А это такая правда была о карауле: бывало, как только плоды начинают поспевать, у нас по всему городу воры зубы на яблоки точат, прямо настоящая война начинается, и хозяева даже и спят в садах с ружьями.
Возможно ли было нашей бедной матушке с малыми детьми охранить сад от разбойников! Ещё хорошо, что сад был с плодами не каждый год. Но как раз в этот год, когда пришёл к нам художник, яблоки и груши завязались с большой силой и урожай ожидался очень большой. Вот почему предложение художника очень понравилось матери, и она ему так сказала:
— Я вдовой осталась с кучей маленьких детей, мне очень трудно сад караулить. Я бы, конечно, и очень рада была вас пустить в баню, да только мне совестно: вы же не знаете, какая эта баня внутри — не баня, а завалюшка, мы же больше в ней не моемся, а сколько в ней мусору!
— Крыша ещё не разъехалась? — спросил нас художник.
— Единственно только крыша, кажется, и ничего: даже не каплет, — ответила мать.
— Не каплет, — повторил художник, — а что ещё нужно? Мусор же, какой бы он ни был и сколько бы его ни было, я уберу и мешать вам не буду: обед буду варить себе сам.
Мать, конечно, обрадовалась такому жильцу и пустила художника в баню.
И как же нам с Серёжей понравился этот художник! Может быть, это детство наше так сказывается, но мне кажется, во всей своей долгой жизни я пе встречал таких добрых людей. Он с того начал в саду, что возле самой бани вырыл глубокую яму и велел нам таскать в неё всякий хлам из бани: обломки кирпичей, гнилушки, железки, тряпки, вёдра без дна. Набралась целая яма всякой такой дряни. После того мы яму со всех сторон засыпали землёй, утоптали, и баня стала чистая. Мать пришла поглядеть, принесла белые тряпочки, столик, постелила, похвалила нашу работу и позвала художника обедать.
— Сделайте милость, никогда меня не зовите и ничего больше для меня, пожалуйста, не делайте: у меня такой принцип, чтобы делать всё по возможности самому и людей своей особой не затруднять, особенно людей таких хороших, как вы. Я и так не знаю, как вас благодарить за сад как хорошо он зарос, какая тишина: ни один листик не шевельнётся.

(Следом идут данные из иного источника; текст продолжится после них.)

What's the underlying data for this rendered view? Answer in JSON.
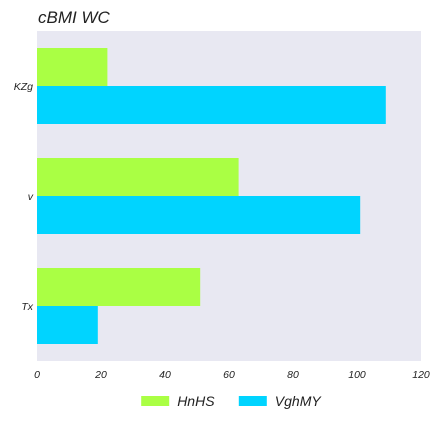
{
  "chart_data": {
    "type": "bar",
    "orientation": "horizontal",
    "title": "cBMI WC",
    "xlabel": "",
    "ylabel": "",
    "categories": [
      "KZg",
      "v",
      "Tx"
    ],
    "series": [
      {
        "name": "HnHS",
        "color": "#aaff44",
        "values": [
          22,
          63,
          51
        ]
      },
      {
        "name": "VghMY",
        "color": "#00d4ff",
        "values": [
          109,
          101,
          19
        ]
      }
    ],
    "xlim": [
      0,
      120
    ],
    "xticks": [
      "0",
      "20",
      "40",
      "60",
      "80",
      "100",
      "120"
    ],
    "grid": false,
    "background": "#e8e8f2",
    "legend_position": "bottom-center"
  }
}
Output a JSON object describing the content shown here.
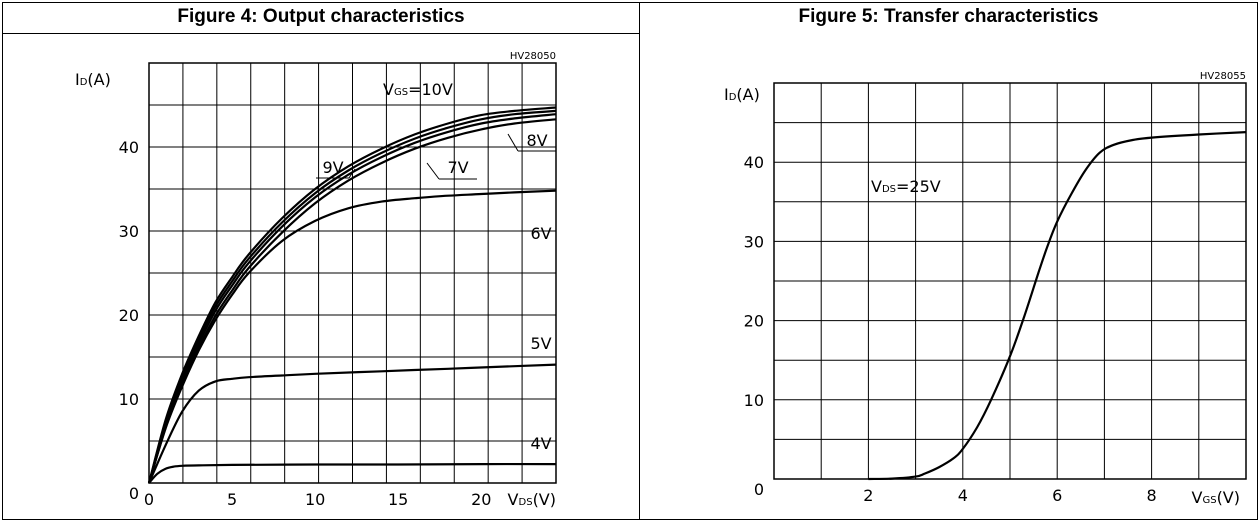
{
  "chart_data": [
    {
      "type": "line",
      "title": "Figure 4: Output characteristics",
      "code": "HV28050",
      "ylabel": "ID(A)",
      "xlabel": "VDS(V)",
      "xlim": [
        0,
        24.5
      ],
      "ylim": [
        0,
        50
      ],
      "x_ticks": [
        0,
        5,
        10,
        15,
        20
      ],
      "y_ticks": [
        10,
        20,
        30,
        40
      ],
      "origin_label": "0",
      "annotation": "VGS=10V",
      "grid": true,
      "series": [
        {
          "name": "10V",
          "x": [
            0,
            1,
            2,
            3,
            4,
            5,
            6,
            8,
            10,
            12,
            14,
            16,
            18,
            20,
            22,
            24.5
          ],
          "y": [
            0,
            7.5,
            13,
            17.5,
            21.5,
            24.5,
            27.2,
            31.5,
            35,
            37.7,
            39.8,
            41.5,
            42.8,
            43.8,
            44.3,
            44.7
          ]
        },
        {
          "name": "9V",
          "x": [
            0,
            1,
            2,
            3,
            4,
            5,
            6,
            8,
            10,
            12,
            14,
            16,
            18,
            20,
            22,
            24.5
          ],
          "y": [
            0,
            7.2,
            12.6,
            17.1,
            21,
            24,
            26.7,
            31,
            34.5,
            37.2,
            39.3,
            41,
            42.3,
            43.3,
            43.9,
            44.3
          ]
        },
        {
          "name": "8V",
          "x": [
            0,
            1,
            2,
            3,
            4,
            5,
            6,
            8,
            10,
            12,
            14,
            16,
            18,
            20,
            22,
            24.5
          ],
          "y": [
            0,
            6.9,
            12.2,
            16.6,
            20.5,
            23.5,
            26.2,
            30.5,
            34,
            36.7,
            38.8,
            40.5,
            41.8,
            42.8,
            43.4,
            43.9
          ]
        },
        {
          "name": "7V",
          "x": [
            0,
            1,
            2,
            3,
            4,
            5,
            6,
            8,
            10,
            12,
            14,
            16,
            18,
            20,
            22,
            24.5
          ],
          "y": [
            0,
            6.6,
            11.8,
            16.1,
            19.9,
            22.9,
            25.6,
            29.8,
            33.3,
            36,
            38.1,
            39.8,
            41.1,
            42.1,
            42.8,
            43.3
          ]
        },
        {
          "name": "6V",
          "x": [
            0,
            1,
            2,
            3,
            4,
            5,
            6,
            8,
            10,
            12,
            14,
            16,
            18,
            20,
            22,
            24.5
          ],
          "y": [
            0,
            6.5,
            11.5,
            15.8,
            19.4,
            22.4,
            25,
            28.8,
            31.2,
            32.7,
            33.5,
            33.9,
            34.2,
            34.4,
            34.6,
            34.8
          ]
        },
        {
          "name": "5V",
          "x": [
            0,
            1,
            2,
            3,
            4,
            5,
            6,
            8,
            10,
            14,
            18,
            22,
            24.5
          ],
          "y": [
            0,
            4.5,
            8.5,
            11,
            12.1,
            12.4,
            12.6,
            12.8,
            13,
            13.3,
            13.6,
            13.9,
            14.1
          ]
        },
        {
          "name": "4V",
          "x": [
            0,
            0.5,
            1,
            1.5,
            2,
            3,
            5,
            10,
            15,
            20,
            24.5
          ],
          "y": [
            0,
            1.1,
            1.7,
            1.95,
            2.05,
            2.1,
            2.15,
            2.2,
            2.2,
            2.25,
            2.25
          ]
        }
      ]
    },
    {
      "type": "line",
      "title": "Figure 5: Transfer characteristics",
      "code": "HV28055",
      "ylabel": "ID(A)",
      "xlabel": "VGS(V)",
      "xlim": [
        0,
        10
      ],
      "ylim": [
        0,
        50
      ],
      "x_ticks": [
        2,
        4,
        6,
        8
      ],
      "y_ticks": [
        10,
        20,
        30,
        40
      ],
      "origin_label": "0",
      "annotation": "VDS=25V",
      "grid": true,
      "series": [
        {
          "name": "VDS=25V",
          "x": [
            2.0,
            2.5,
            3.0,
            3.2,
            3.5,
            3.8,
            4.0,
            4.3,
            4.6,
            5.0,
            5.3,
            5.6,
            5.8,
            6.0,
            6.3,
            6.6,
            6.9,
            7.2,
            7.6,
            8.0,
            9.0,
            10.0
          ],
          "y": [
            0,
            0.05,
            0.3,
            0.7,
            1.5,
            2.6,
            3.8,
            6.5,
            10,
            15.5,
            20.5,
            26,
            29.5,
            32.5,
            36,
            39,
            41.2,
            42.2,
            42.8,
            43.1,
            43.5,
            43.8
          ]
        }
      ]
    }
  ]
}
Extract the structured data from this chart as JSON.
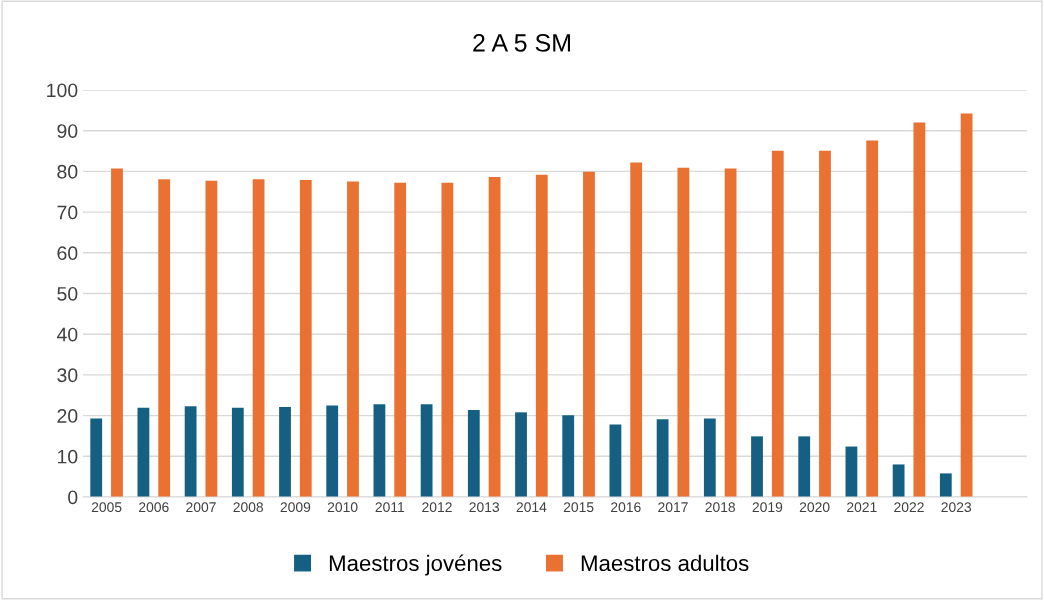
{
  "chart_data": {
    "type": "bar",
    "title": "2 A 5 SM",
    "categories": [
      "2005",
      "2006",
      "2007",
      "2008",
      "2009",
      "2010",
      "2011",
      "2012",
      "2013",
      "2014",
      "2015",
      "2016",
      "2017",
      "2018",
      "2019",
      "2020",
      "2021",
      "2022",
      "2023",
      null
    ],
    "series": [
      {
        "name": "Maestros jovénes",
        "color": "#156082",
        "values": [
          19.3,
          21.9,
          22.3,
          21.9,
          22.1,
          22.5,
          22.8,
          22.8,
          21.4,
          20.8,
          20.1,
          17.8,
          19.1,
          19.3,
          14.9,
          14.9,
          12.4,
          8.0,
          5.8,
          null
        ]
      },
      {
        "name": "Maestros adultos",
        "color": "#e97132",
        "values": [
          80.7,
          78.1,
          77.7,
          78.1,
          77.9,
          77.5,
          77.2,
          77.2,
          78.6,
          79.2,
          79.9,
          82.2,
          80.9,
          80.7,
          85.1,
          85.1,
          87.6,
          92.0,
          94.2,
          null
        ]
      }
    ],
    "ylim": [
      0,
      100
    ],
    "yticks": [
      0,
      10,
      20,
      30,
      40,
      50,
      60,
      70,
      80,
      90,
      100
    ],
    "grid": "y",
    "legend": "bottom"
  }
}
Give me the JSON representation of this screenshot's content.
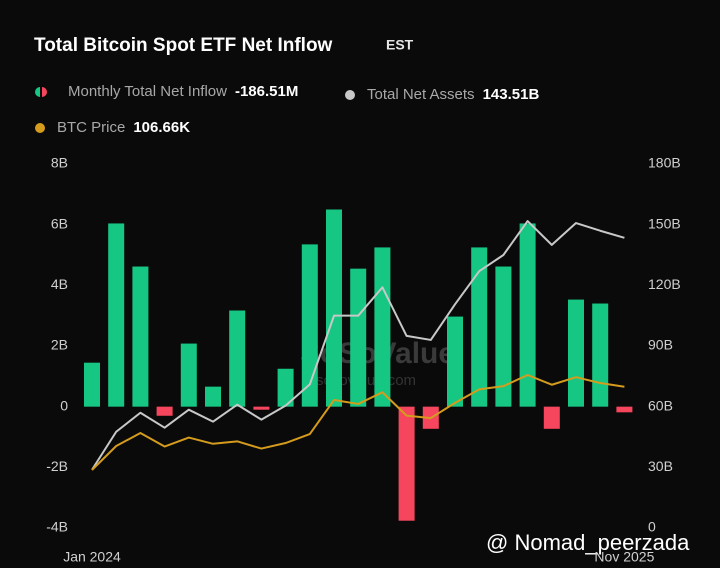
{
  "chart_data": {
    "type": "combo",
    "title": "Total Bitcoin Spot ETF Net Inflow",
    "subtitle": "EST",
    "categories": [
      "Jan 2024",
      null,
      null,
      null,
      null,
      null,
      null,
      null,
      null,
      null,
      null,
      null,
      null,
      null,
      null,
      null,
      null,
      null,
      null,
      null,
      null,
      null,
      "Nov 2025"
    ],
    "series": [
      {
        "name": "Monthly Total Net Inflow",
        "type": "bar",
        "color": "#16c784",
        "negative_color": "#f6465d",
        "values": [
          1.45,
          6.04,
          4.62,
          -0.3,
          2.08,
          0.66,
          3.17,
          -0.1,
          1.25,
          5.35,
          6.5,
          4.55,
          5.25,
          -3.76,
          -0.73,
          2.97,
          5.25,
          4.62,
          6.04,
          -0.73,
          3.53,
          3.4,
          -0.18651
        ],
        "value_labels": [
          null,
          null,
          null,
          null,
          null,
          null,
          null,
          null,
          null,
          null,
          null,
          null,
          null,
          null,
          null,
          null,
          null,
          null,
          null,
          null,
          null,
          null,
          "-186.51M"
        ]
      },
      {
        "name": "Total Net Assets",
        "type": "line",
        "axis": "y2",
        "color": "#c8c8c8",
        "values": [
          28.8,
          47.6,
          57,
          49.6,
          58.5,
          52.6,
          61,
          53.6,
          60.5,
          71,
          105,
          105,
          119,
          95,
          93,
          110.6,
          127,
          135,
          151.8,
          140,
          150.8,
          147,
          143.51
        ],
        "value_labels": [
          null,
          null,
          null,
          null,
          null,
          null,
          null,
          null,
          null,
          null,
          null,
          null,
          null,
          null,
          null,
          null,
          null,
          null,
          null,
          null,
          null,
          null,
          "143.51B"
        ]
      },
      {
        "name": "BTC Price",
        "type": "line",
        "axis": "unscaled",
        "color": "#d49b1d",
        "values": [
          42.5,
          61,
          71,
          60.6,
          67.5,
          62.7,
          64.6,
          59,
          63.3,
          70.2,
          96.4,
          93.4,
          102.4,
          84.4,
          82.5,
          94.2,
          104.6,
          107.1,
          115.7,
          108.2,
          114,
          109.5,
          106.66
        ],
        "value_labels": [
          null,
          null,
          null,
          null,
          null,
          null,
          null,
          null,
          null,
          null,
          null,
          null,
          null,
          null,
          null,
          null,
          null,
          null,
          null,
          null,
          null,
          null,
          "106.66K"
        ]
      }
    ],
    "ylim": [
      -4,
      8
    ],
    "yticks": [
      {
        "value": -4,
        "label": "-4B"
      },
      {
        "value": -2,
        "label": "-2B"
      },
      0,
      {
        "value": 2,
        "label": "2B"
      },
      {
        "value": 4,
        "label": "4B"
      },
      {
        "value": 6,
        "label": "6B"
      },
      {
        "value": 8,
        "label": "8B"
      }
    ],
    "y2lim": [
      0,
      180
    ],
    "y2ticks": [
      0,
      {
        "value": 30,
        "label": "30B"
      },
      {
        "value": 60,
        "label": "60B"
      },
      {
        "value": 90,
        "label": "90B"
      },
      {
        "value": 120,
        "label": "120B"
      },
      {
        "value": 150,
        "label": "150B"
      },
      {
        "value": 180,
        "label": "180B"
      }
    ],
    "grid": false,
    "watermark": [
      "SoSoValue",
      "sosovalue.com"
    ],
    "credit": "@ Nomad_peerzada"
  }
}
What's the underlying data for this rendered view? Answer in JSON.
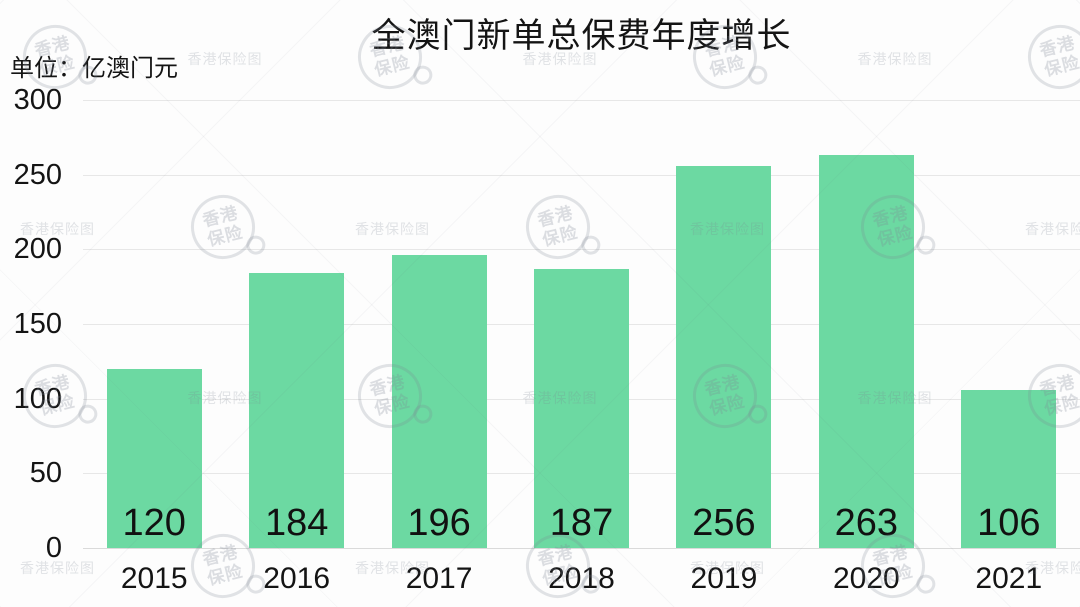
{
  "page": {
    "background": "#fdfdfd"
  },
  "header": {
    "title": "全澳门新单总保费年度增长",
    "unit_label": "单位：亿澳门元"
  },
  "watermark": {
    "stamp_top": "香港",
    "stamp_bottom": "保险",
    "small_text": "香港保险图"
  },
  "colors": {
    "bar_fill": "#6cd9a2",
    "gridline": "#e7e7e7",
    "axis_line": "#dadada",
    "label_text": "#141414",
    "watermark": "#7d8491"
  },
  "chart_data": {
    "type": "bar",
    "title": "全澳门新单总保费年度增长",
    "unit": "亿澳门元",
    "categories": [
      "2015",
      "2016",
      "2017",
      "2018",
      "2019",
      "2020",
      "2021"
    ],
    "values": [
      120,
      184,
      196,
      187,
      256,
      263,
      106
    ],
    "xlabel": "",
    "ylabel": "单位：亿澳门元",
    "ylim": [
      0,
      300
    ],
    "yticks": [
      0,
      50,
      100,
      150,
      200,
      250,
      300
    ],
    "grid": true,
    "legend": false,
    "value_label_position": "inside-bottom"
  }
}
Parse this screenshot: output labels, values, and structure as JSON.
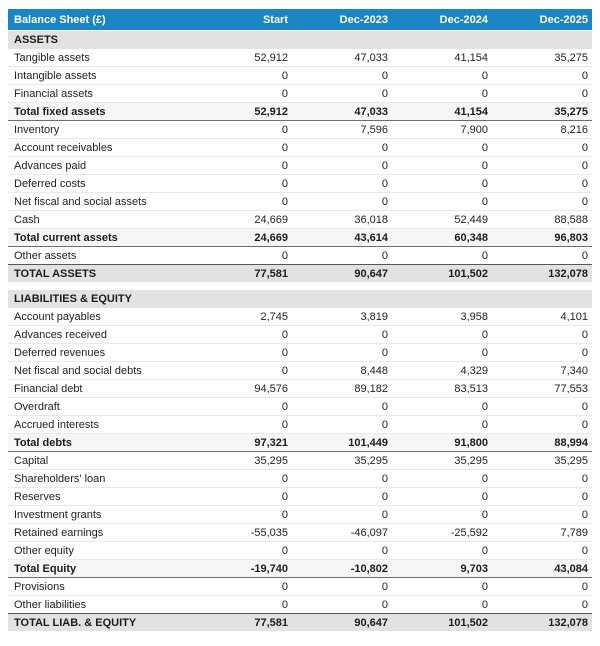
{
  "header": {
    "title": "Balance Sheet (£)",
    "columns": [
      "Start",
      "Dec-2023",
      "Dec-2024",
      "Dec-2025"
    ]
  },
  "colors": {
    "header_bg": "#1b84c5",
    "header_text": "#ffffff",
    "section_bg": "#e2e2e2",
    "subtotal_bg": "#f6f6f6",
    "grandtotal_bg": "#e2e2e2",
    "row_border": "#e9e9e9",
    "total_border": "#565656"
  },
  "sections": [
    {
      "title": "ASSETS",
      "rows": [
        {
          "label": "Tangible assets",
          "values": [
            "52,912",
            "47,033",
            "41,154",
            "35,275"
          ],
          "style": "normal"
        },
        {
          "label": "Intangible assets",
          "values": [
            "0",
            "0",
            "0",
            "0"
          ],
          "style": "normal"
        },
        {
          "label": "Financial assets",
          "values": [
            "0",
            "0",
            "0",
            "0"
          ],
          "style": "normal"
        },
        {
          "label": "Total fixed assets",
          "values": [
            "52,912",
            "47,033",
            "41,154",
            "35,275"
          ],
          "style": "subtotal"
        },
        {
          "label": "Inventory",
          "values": [
            "0",
            "7,596",
            "7,900",
            "8,216"
          ],
          "style": "normal"
        },
        {
          "label": "Account receivables",
          "values": [
            "0",
            "0",
            "0",
            "0"
          ],
          "style": "normal"
        },
        {
          "label": "Advances paid",
          "values": [
            "0",
            "0",
            "0",
            "0"
          ],
          "style": "normal"
        },
        {
          "label": "Deferred costs",
          "values": [
            "0",
            "0",
            "0",
            "0"
          ],
          "style": "normal"
        },
        {
          "label": "Net fiscal and social assets",
          "values": [
            "0",
            "0",
            "0",
            "0"
          ],
          "style": "normal"
        },
        {
          "label": "Cash",
          "values": [
            "24,669",
            "36,018",
            "52,449",
            "88,588"
          ],
          "style": "normal"
        },
        {
          "label": "Total current assets",
          "values": [
            "24,669",
            "43,614",
            "60,348",
            "96,803"
          ],
          "style": "subtotal"
        },
        {
          "label": "Other assets",
          "values": [
            "0",
            "0",
            "0",
            "0"
          ],
          "style": "normal"
        },
        {
          "label": "TOTAL ASSETS",
          "values": [
            "77,581",
            "90,647",
            "101,502",
            "132,078"
          ],
          "style": "grandtotal"
        }
      ]
    },
    {
      "title": "LIABILITIES & EQUITY",
      "rows": [
        {
          "label": "Account payables",
          "values": [
            "2,745",
            "3,819",
            "3,958",
            "4,101"
          ],
          "style": "normal"
        },
        {
          "label": "Advances received",
          "values": [
            "0",
            "0",
            "0",
            "0"
          ],
          "style": "normal"
        },
        {
          "label": "Deferred revenues",
          "values": [
            "0",
            "0",
            "0",
            "0"
          ],
          "style": "normal"
        },
        {
          "label": "Net fiscal and social debts",
          "values": [
            "0",
            "8,448",
            "4,329",
            "7,340"
          ],
          "style": "normal"
        },
        {
          "label": "Financial debt",
          "values": [
            "94,576",
            "89,182",
            "83,513",
            "77,553"
          ],
          "style": "normal"
        },
        {
          "label": "Overdraft",
          "values": [
            "0",
            "0",
            "0",
            "0"
          ],
          "style": "normal"
        },
        {
          "label": "Accrued interests",
          "values": [
            "0",
            "0",
            "0",
            "0"
          ],
          "style": "normal"
        },
        {
          "label": "Total debts",
          "values": [
            "97,321",
            "101,449",
            "91,800",
            "88,994"
          ],
          "style": "subtotal"
        },
        {
          "label": "Capital",
          "values": [
            "35,295",
            "35,295",
            "35,295",
            "35,295"
          ],
          "style": "normal"
        },
        {
          "label": "Shareholders' loan",
          "values": [
            "0",
            "0",
            "0",
            "0"
          ],
          "style": "normal"
        },
        {
          "label": "Reserves",
          "values": [
            "0",
            "0",
            "0",
            "0"
          ],
          "style": "normal"
        },
        {
          "label": "Investment grants",
          "values": [
            "0",
            "0",
            "0",
            "0"
          ],
          "style": "normal"
        },
        {
          "label": "Retained earnings",
          "values": [
            "-55,035",
            "-46,097",
            "-25,592",
            "7,789"
          ],
          "style": "normal"
        },
        {
          "label": "Other equity",
          "values": [
            "0",
            "0",
            "0",
            "0"
          ],
          "style": "normal"
        },
        {
          "label": "Total Equity",
          "values": [
            "-19,740",
            "-10,802",
            "9,703",
            "43,084"
          ],
          "style": "subtotal"
        },
        {
          "label": "Provisions",
          "values": [
            "0",
            "0",
            "0",
            "0"
          ],
          "style": "normal"
        },
        {
          "label": "Other liabilities",
          "values": [
            "0",
            "0",
            "0",
            "0"
          ],
          "style": "normal"
        },
        {
          "label": "TOTAL LIAB. & EQUITY",
          "values": [
            "77,581",
            "90,647",
            "101,502",
            "132,078"
          ],
          "style": "grandtotal"
        }
      ]
    }
  ]
}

— Да, — ответила мать, — погода стоит прекрасная. Только старайтесь ничем не задевать соседа: у, нас с ним, как и всюду в этих маленьких домиках, спор постоянный, почти что война. И только всё из-за одного дерева. Вышло так, что почти половина веток с дерева свешивается через забор, и груши падают на его сторону. Мы, однако, не из-за того с ним спорим: что пало, то и пропало для нас, то пусть и будет его. Спорим мы с ним из-за того, что он всякими способами нахально помогает грушам падать на его сторону.
«Дерево, — говорю я, — стоит у меня — моё дерево, и плоды мои».
«Не всё дерево стоит на вашей земле, — отвечает он, — у вас только корень, а ветки мои; у вас оно только стоит, а меня оно любит». Так ведь мало того, что трясёт на свою сторону с тех веток, ещё и длинным шестом с гвоздиком достаёт груши и с нашей стороны. В чём-нибудь он и к вам непременно придерётся и вас достанет своим проклятым шестом. Это очень дурной человек, и недаром ему дали прозвище…
Мать не посмела выговорить прозвище соседа.
— А я очень люблю эти народные прозвища, — сказал художник. — Если можете, то, пожалуйста, скажите.
Мать ответила:
— Впрочем, ничего особенного. Его все в нашем городе называют Проглотом.
Вот теперь подходит рассказ мой к тому самому, из-за чего я на всю жизнь определился садовником, и люблю это самое дело больше всякого, и могу по-настоящему делать только сады. Скорее всего, думаю, любовь моя эта к саду пришла ко мне от художника, это он, наверно, обратил глаза мои навсегда в ту сторону.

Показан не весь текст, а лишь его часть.